By building on top of whisper.cpp, we can achieve very high accuracy with relatively short delay for large-v3-turbo (2 seconds per 30 seconds of audio on M1 Pro).
Disclaimer: This is a first prototype. It works for me on macOS, but it hasn't been extensively tested. However, feel free to try it.
brew install portaudio # for pyaudio
brew install uv # alternative to pip for dependency management
git clone https://github.com/PiotrCzapla/smart_dictation.git
cd smart_dictation
uv sync
.venv/bin/smart_dictation --hotkey "<ctrl>" --model "base" # base is fast, but large-v3-turbo is more accurate
The app listens to your keyboard, and when the selected keys are pressed, it records the audio. Upon release, it transcribes and pastes the text into the currently active window.
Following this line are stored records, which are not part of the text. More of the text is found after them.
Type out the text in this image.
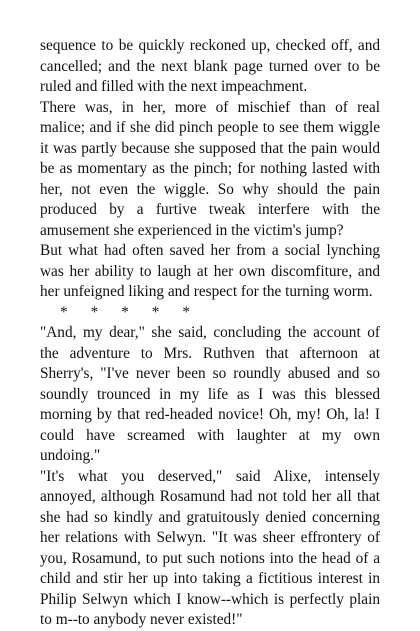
sequence to be quickly reckoned up, checked off, and cancelled; and the next blank page turned over to be ruled and filled with the next impeachment.

There was, in her, more of mischief than of real malice; and if she did pinch people to see them wiggle it was partly because she supposed that the pain would be as momentary as the pinch; for nothing lasted with her, not even the wiggle. So why should the pain produced by a furtive tweak interfere with the amusement she experienced in the victim's jump?

But what had often saved her from a social lynching was her ability to laugh at her own discomfiture, and her unfeigned liking and respect for the turning worm.

*      *      *      *      *

"And, my dear," she said, concluding the account of the adventure to Mrs. Ruthven that afternoon at Sherry's, "I've never been so roundly abused and so soundly trounced in my life as I was this blessed morning by that red-headed novice! Oh, my! Oh, la! I could have screamed with laughter at my own undoing."

"It's what you deserved," said Alixe, intensely annoyed, although Rosamund had not told her all that she had so kindly and gratuitously denied concerning her relations with Selwyn. "It was sheer effrontery of you, Rosamund, to put such notions into the head of a child and stir her up into taking a fictitious interest in Philip Selwyn which I know--which is perfectly plain to m--to anybody never existed!"
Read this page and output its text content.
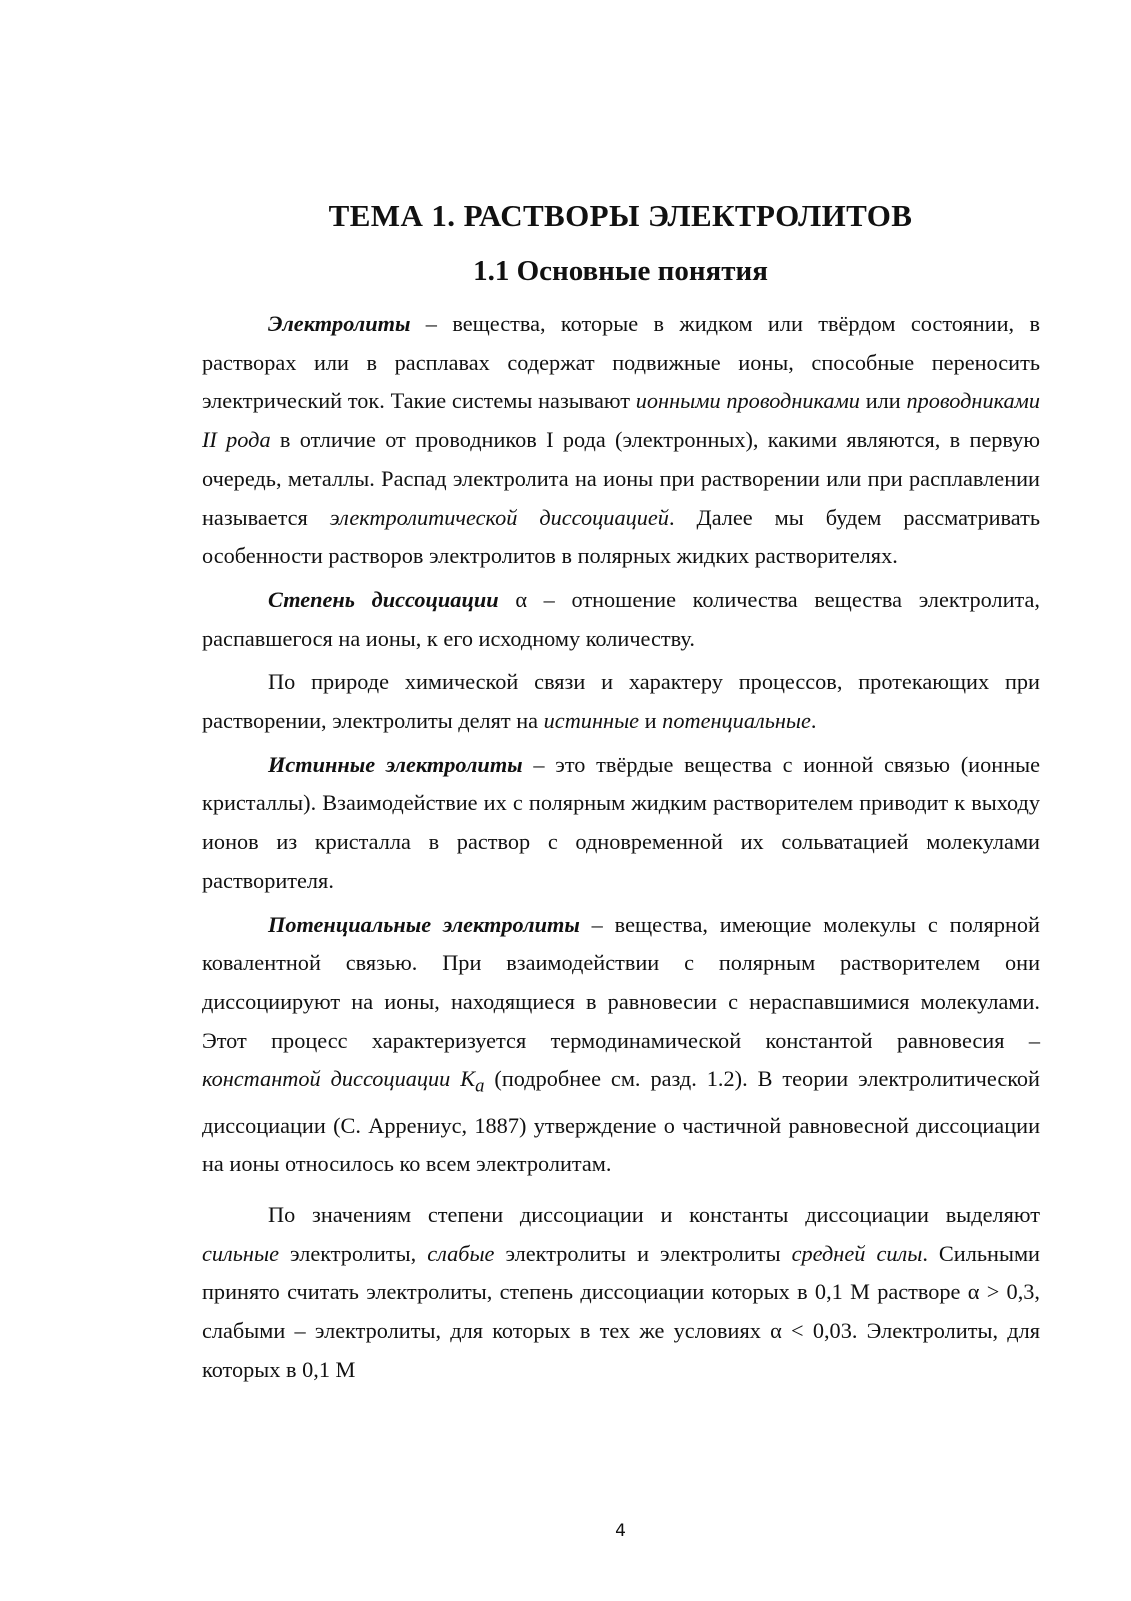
ТЕМА 1. РАСТВОРЫ ЭЛЕКТРОЛИТОВ
1.1 Основные понятия

Электролиты – вещества, которые в жидком или твёрдом состоянии, в растворах или в расплавах содержат подвижные ионы, способные переносить электрический ток. Такие системы называют ионными проводниками или проводниками II рода в отличие от проводников I рода (электронных), какими являются, в первую очередь, металлы. Распад электролита на ионы при растворении или при расплавлении называется электролитической диссоциацией. Далее мы будем рассматривать особенности растворов электролитов в полярных жидких растворителях.

Степень диссоциации α – отношение количества вещества электролита, распавшегося на ионы, к его исходному количеству.

По природе химической связи и характеру процессов, протекающих при растворении, электролиты делят на истинные и потенциальные.

Истинные электролиты – это твёрдые вещества с ионной связью (ионные кристаллы). Взаимодействие их с полярным жидким растворителем приводит к выходу ионов из кристалла в раствор с одновременной их сольватацией молекулами растворителя.

Потенциальные электролиты – вещества, имеющие молекулы с полярной ковалентной связью. При взаимодействии с полярным растворителем они диссоциируют на ионы, находящиеся в равновесии с нераспавшимися молекулами. Этот процесс характеризуется термодинамической константой равновесия – константой диссоциации $K_a$ (подробнее см. разд. 1.2). В теории электролитической диссоциации (С. Аррениус, 1887) утверждение о частичной равновесной диссоциации на ионы относилось ко всем электролитам.

По значениям степени диссоциации и константы диссоциации выделяют сильные электролиты, слабые электролиты и электролиты средней силы. Сильными принято считать электролиты, степень диссоциации которых в 0,1 М растворе α > 0,3, слабыми – электролиты, для которых в тех же условиях α < 0,03. Электролиты, для которых в 0,1 М

4
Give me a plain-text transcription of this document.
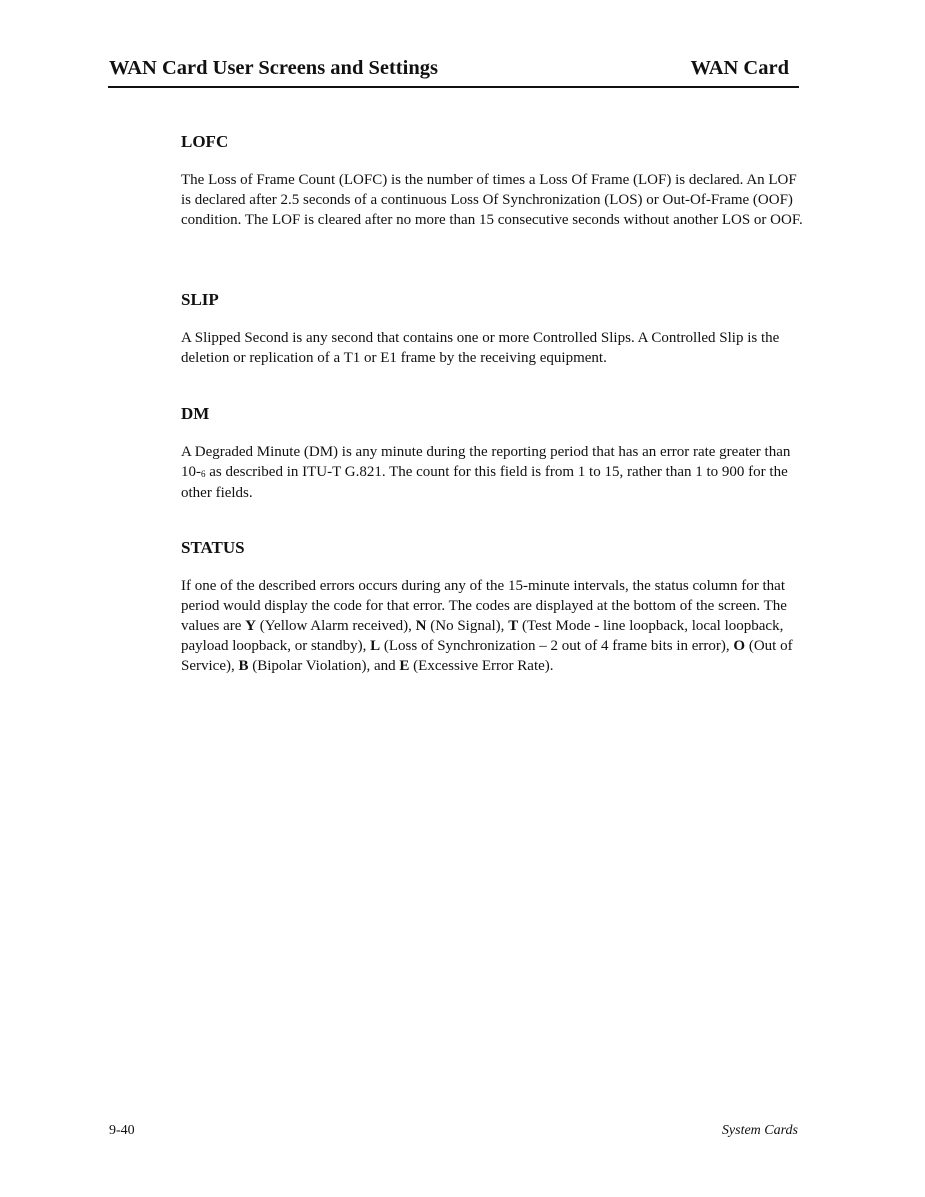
WAN Card User Screens and Settings	WAN Card
LOFC

The Loss of Frame Count (LOFC) is the number of times a Loss Of Frame (LOF) is declared. An LOF is declared after 2.5 seconds of a continuous Loss Of Synchronization (LOS) or Out-Of-Frame (OOF) condition. The LOF is cleared after no more than 15 consecutive seconds without another LOS or OOF.

SLIP

A Slipped Second is any second that contains one or more Controlled Slips. A Controlled Slip is the deletion or replication of a T1 or E1 frame by the receiving equipment.

DM

A Degraded Minute (DM) is any minute during the reporting period that has an error rate greater than 10-6 as described in ITU-T G.821. The count for this field is from 1 to 15, rather than 1 to 900 for the other fields.

STATUS

If one of the described errors occurs during any of the 15-minute intervals, the status column for that period would display the code for that error. The codes are displayed at the bottom of the screen. The values are Y (Yellow Alarm received), N (No Signal), T (Test Mode - line loopback, local loopback, payload loopback, or standby), L (Loss of Synchronization – 2 out of 4 frame bits in error), O (Out of Service), B (Bipolar Violation), and E (Excessive Error Rate).

9-40	System Cards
Therefore, the terminal running it needs accessibility permission and permission to record audio.
Currently, the CoreML models are not being distributed via whisper.cpp. Once there is a distribution channel, I will update the app. In the meantime, if you want to speed up of CoreML, follow the instructions in whisper.cpp to build the models: https://github.com/ggerganov/whisper.cpp#core-ml-support
I haven't tested the repository extensively, but it works with a workaround. The pywhispercpp build process requires MS Visual Studio, and uv needs a short temporary directory; otherwise, the Visual Studio compiler will fail. See absadiki/pywhispercpp#78 for more details.